Se è pur vero – si legge nella lettera – che il decreto in questione attribuisce alle Province la facoltà di una variazione, non solo in aumento ma anche in diminuzione, dell’aliquota d’imposta, nella realtà è del tutto inverosimile che tali riduzioni possano verificarsi, stante la scarsità di risorse finanziarie a cui accedono gli enti provinciali e le difficoltà di bilancio della maggior parte di essi. Ad oggi sono 31 le Province che hanno optato per l’aumento e nelle prossime ore c’è il rischio che se ne aggiungano molte altre”.

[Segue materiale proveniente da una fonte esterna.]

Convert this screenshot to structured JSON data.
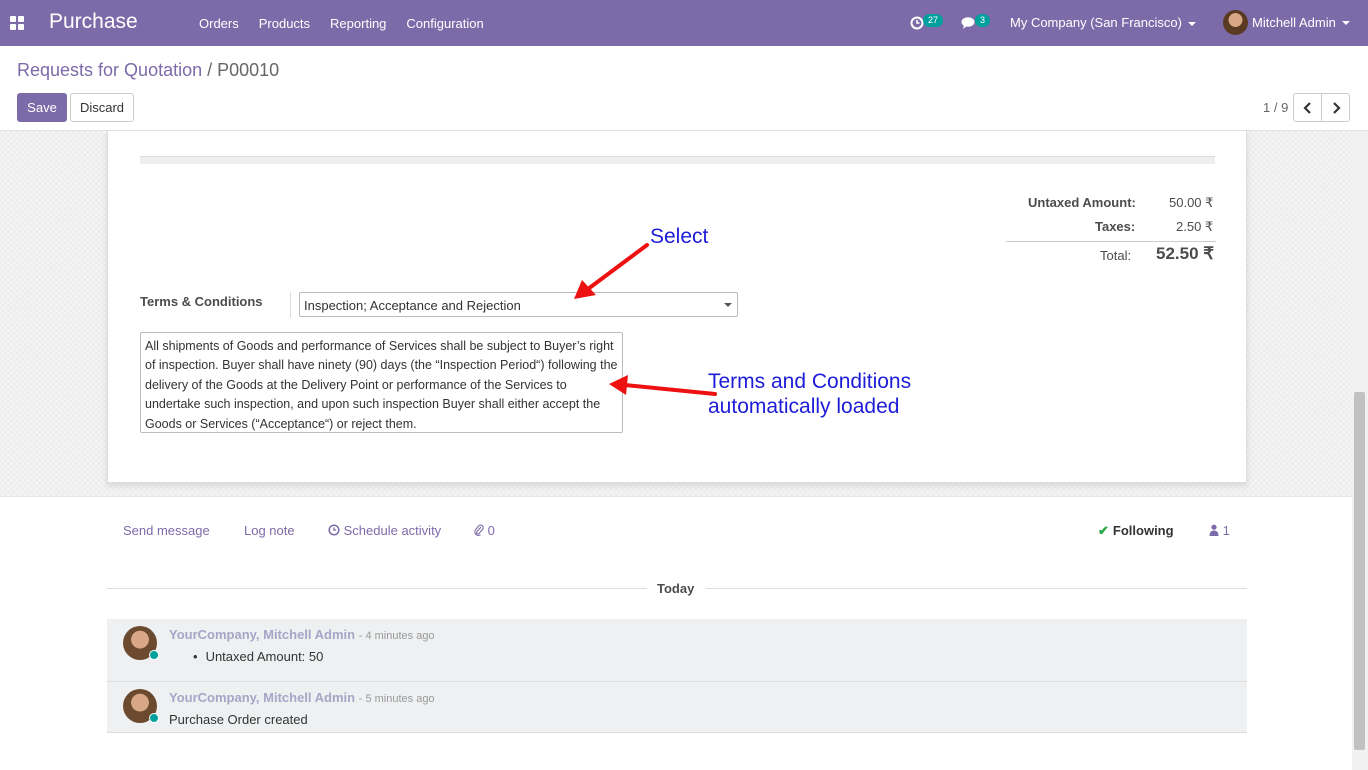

Lo Sna assicura la sua massima disponibilità per contribuire alla risoluzione dei problemi e per dare il via a “una piena ed effettiva liberalizzazione del settore assicurativo, con una sana concorrenza a favore dei consumatori ed avendo un occhio di riguardo per il sud del paese dove la sproporzione nel pagamento dei premi assicurativi fino al 20% rispetto ad altre aree si accompagna all’abbandono del territorio da parte delle compagnie (sia in termini di punti vendita che di centri di liquidazione) e alla mancanza di un efficace sistema di contrasto alle frodi assicurative.”